I know where Ft. Ashby is at also, I could just invade thar to.


----------



## mdbowhunter (Oct 22, 2002)

rudeman said:


> I don't know of anyone who wouldn't accept another member in the group if there's room!!!


Absolutely! As long as you're not *TOO* serious and don't mind a few guys cracking jokes...:wink:


----------



## Ode1891 (Aug 30, 2006)

Nope, I'm the guy in need of line etiquette training.  I shower and gargle daily so that should limit some complaints.

Shot once with folks needing total silence. Got Called for making an oooffff noise on bad shots. The guy said it bugged him a lot. I asked him why in the world he waited till target 22 to tell me!!!  

I'm a hunter who loves archery, not a competitive archer who hunts, so I guess I'm used to being distracted when I'm shooting. I'm paper-trained now though.


----------



## mdbowhunter (Oct 22, 2002)

Ode1891 said:


> Shot once with folks needing total silence. Got Called for making an oooffff noise on bad shots. The guy said it bugged him a lot. I asked him why in the world he waited till target 22 to tell me!!!


Oh yeah, I've shot with folks like that. I'll do it once...then avoid them in the future. :wink: 

I tend to use humor as a way of breaking the tension and helping myself and others relax. IMHO if you need that much silence to concentrate on a Field range...you've got some issues.


----------



## Brown Hornet (Aug 8, 2002)

Ode1891 said:


> Nope, I'm the guy in need of line etiquette training.  I shower and gargle daily so that should limit some complaints.
> 
> Shot once with folks needing total silence. Got Called for making an oooffff noise on bad shots. The guy said it bugged him a lot. I asked him why in the world he waited till target 22 to tell me!!!
> 
> I'm a hunter who loves archery, not a competitive archer who hunts, so I guess I'm used to being distracted when I'm shooting. I'm paper-trained now though.


I have shot with people like that.....they usually are the worst shooters on the course.

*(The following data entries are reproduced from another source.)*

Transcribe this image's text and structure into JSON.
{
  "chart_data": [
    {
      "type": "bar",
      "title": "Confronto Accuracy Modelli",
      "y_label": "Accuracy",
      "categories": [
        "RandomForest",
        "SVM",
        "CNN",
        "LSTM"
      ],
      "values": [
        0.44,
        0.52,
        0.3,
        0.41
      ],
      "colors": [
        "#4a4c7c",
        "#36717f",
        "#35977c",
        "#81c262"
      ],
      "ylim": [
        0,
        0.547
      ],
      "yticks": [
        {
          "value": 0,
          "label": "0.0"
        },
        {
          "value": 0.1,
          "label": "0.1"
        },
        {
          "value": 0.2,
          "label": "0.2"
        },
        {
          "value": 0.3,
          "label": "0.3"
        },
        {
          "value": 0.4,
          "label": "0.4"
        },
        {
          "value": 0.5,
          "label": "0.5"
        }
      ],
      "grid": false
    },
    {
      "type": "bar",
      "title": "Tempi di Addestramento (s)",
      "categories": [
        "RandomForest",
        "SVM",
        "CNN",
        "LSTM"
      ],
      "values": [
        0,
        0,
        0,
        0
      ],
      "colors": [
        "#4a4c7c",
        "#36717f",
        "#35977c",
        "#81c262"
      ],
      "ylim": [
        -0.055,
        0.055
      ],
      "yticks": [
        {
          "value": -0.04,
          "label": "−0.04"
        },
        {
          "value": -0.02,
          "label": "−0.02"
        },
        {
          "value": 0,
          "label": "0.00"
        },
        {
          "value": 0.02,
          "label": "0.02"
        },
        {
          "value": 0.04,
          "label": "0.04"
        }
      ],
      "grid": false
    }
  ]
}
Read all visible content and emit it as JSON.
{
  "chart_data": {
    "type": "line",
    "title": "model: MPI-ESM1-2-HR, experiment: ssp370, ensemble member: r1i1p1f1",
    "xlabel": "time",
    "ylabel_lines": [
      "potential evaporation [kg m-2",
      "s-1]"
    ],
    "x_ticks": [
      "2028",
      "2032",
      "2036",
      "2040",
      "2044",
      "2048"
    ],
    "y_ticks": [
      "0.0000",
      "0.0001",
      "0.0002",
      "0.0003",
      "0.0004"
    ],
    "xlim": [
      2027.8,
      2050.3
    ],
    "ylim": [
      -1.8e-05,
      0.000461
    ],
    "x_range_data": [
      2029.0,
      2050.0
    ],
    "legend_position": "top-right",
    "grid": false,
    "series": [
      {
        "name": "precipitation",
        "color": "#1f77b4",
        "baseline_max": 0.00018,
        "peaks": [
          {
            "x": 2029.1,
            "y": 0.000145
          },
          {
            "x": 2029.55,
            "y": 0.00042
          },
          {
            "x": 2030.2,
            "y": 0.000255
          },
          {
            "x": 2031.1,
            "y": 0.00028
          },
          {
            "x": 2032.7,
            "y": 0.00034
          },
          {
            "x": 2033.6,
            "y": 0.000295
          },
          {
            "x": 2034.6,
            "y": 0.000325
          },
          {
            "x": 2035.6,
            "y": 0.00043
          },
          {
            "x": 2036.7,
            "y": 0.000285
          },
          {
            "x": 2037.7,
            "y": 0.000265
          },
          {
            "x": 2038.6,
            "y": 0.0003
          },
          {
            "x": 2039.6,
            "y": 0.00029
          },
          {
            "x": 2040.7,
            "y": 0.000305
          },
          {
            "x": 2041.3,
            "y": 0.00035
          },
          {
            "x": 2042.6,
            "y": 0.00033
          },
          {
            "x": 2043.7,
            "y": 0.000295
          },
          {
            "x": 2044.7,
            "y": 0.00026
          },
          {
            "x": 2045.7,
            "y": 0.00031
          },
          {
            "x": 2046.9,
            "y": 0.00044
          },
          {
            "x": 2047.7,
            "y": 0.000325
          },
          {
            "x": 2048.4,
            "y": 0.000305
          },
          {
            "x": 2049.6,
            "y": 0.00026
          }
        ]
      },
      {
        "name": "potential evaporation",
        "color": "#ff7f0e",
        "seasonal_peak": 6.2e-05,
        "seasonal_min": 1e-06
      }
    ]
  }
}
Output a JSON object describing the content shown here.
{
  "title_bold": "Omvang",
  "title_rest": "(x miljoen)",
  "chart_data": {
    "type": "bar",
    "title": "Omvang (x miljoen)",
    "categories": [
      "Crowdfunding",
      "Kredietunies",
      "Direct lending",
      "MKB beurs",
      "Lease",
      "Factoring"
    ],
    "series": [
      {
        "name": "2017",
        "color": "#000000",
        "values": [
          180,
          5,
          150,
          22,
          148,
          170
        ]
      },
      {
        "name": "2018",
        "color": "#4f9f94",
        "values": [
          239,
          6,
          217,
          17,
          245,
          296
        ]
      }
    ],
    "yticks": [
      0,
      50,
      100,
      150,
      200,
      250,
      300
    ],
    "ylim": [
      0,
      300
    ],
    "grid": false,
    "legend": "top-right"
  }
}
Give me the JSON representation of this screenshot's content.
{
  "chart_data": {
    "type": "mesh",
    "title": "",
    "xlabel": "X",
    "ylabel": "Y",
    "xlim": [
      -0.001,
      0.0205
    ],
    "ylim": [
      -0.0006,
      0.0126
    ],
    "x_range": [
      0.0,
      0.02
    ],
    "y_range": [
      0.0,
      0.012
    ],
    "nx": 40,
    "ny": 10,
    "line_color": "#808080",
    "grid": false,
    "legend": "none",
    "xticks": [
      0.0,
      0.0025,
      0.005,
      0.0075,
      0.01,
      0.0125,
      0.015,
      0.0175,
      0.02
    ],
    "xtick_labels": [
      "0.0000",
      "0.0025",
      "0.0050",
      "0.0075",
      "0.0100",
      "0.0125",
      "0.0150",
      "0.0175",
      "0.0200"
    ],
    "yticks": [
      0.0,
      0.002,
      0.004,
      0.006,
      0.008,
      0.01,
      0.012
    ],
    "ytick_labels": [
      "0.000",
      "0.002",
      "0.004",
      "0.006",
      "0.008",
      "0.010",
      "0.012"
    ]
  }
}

I don't mind talking as long as you aren't having a party while someone is at full draw....or talking directly to me.


----------



## mdbowhunter (Oct 22, 2002)

Brown Hornet said:


> I have shot with people like that.....they usually are the worst shooters on the course.


Yep. My experience too.


----------



## Jbird (May 21, 2002)

*Serious Groups*

Serious groups are no fun. Anyone who shoots with me better like to cut up and enjoy themselves or they are in for a long day. That's not to say that we don't get quite when people are shooting but in between anything goes.:bartstush: Besides, those guys who shoot so uptight that you couldn't drive a straight pin up their butt with sledgehammer are the same guys that won't say anything if they notice you are about to shoot the wrong target. If they won't have fun they can still be fun, just subtly make their life miserable. 
Jbird


----------



## Rattleman (Jul 6, 2004)

*Humor*



Ode1891 said:


> Nope, I'm the guy in need of line etiquette training.  I shower and gargle daily so that should limit some complaints.
> 
> Shot once with folks needing total silence. Got Called for making an oooffff noise on bad shots. The guy said it bugged him a lot. I asked him why in the world he waited till target 22 to tell me!!!
> 
> I'm a hunter who loves archery, not a competitive archer who hunts, so I guess I'm used to being distracted when I'm shooting. I'm paper-trained now though.


HECK IF YOU WANT TO SHOOT WITH ME THEN THERE WILL BE NO FUN, TALKING OR JOKING............O.K. let me try this again but with a straight face. I am just too darn old to take this stuff too seriously. My groups have waaaay tooo much fun. To bad we have to ruin the day by shootin. Come play with us and you'll have a hoot:angel:


----------



## mdbowhunter (Oct 22, 2002)

Rattleman said:


> HECK IF YOU WANT TO SHOOT WITH ME THEN THERE WILL BE NO FUN, TALKING OR JOKING............O.K. let me try this again but with a straight face. I am just too darn old to take this stuff too seriously. My groups have waaaay tooo much fun. To bad we have to ruin the day by shootin. Come play with us and you'll have a hoot:angel:


Yep, there ain't *NO WAY* you're gonna take things serious...especially when you shoot with me and that scrawny guy......:wink:


----------



## Fugitive6 (Sep 11, 2007)

Looking forward to seeing ya'll around this year. I'm going to be out and about but I warn you now. I'm a novice.


----------



## mdbowhunter (Oct 22, 2002)

Fugitive6 said:


> Looking forward to seeing ya'll around this year. I'm going to be out and about but I warn you now. I'm a novice.


We all were at one time too!  Come join the fun.


----------



## Rattleman (Jul 6, 2004)

*Novice*



Fugitive6 said:


> Looking forward to seeing ya'll around this year. I'm going to be out and about but I warn you now. I'm a novice.


Novice is just another word for Up and Comer. C-YA out there this year


----------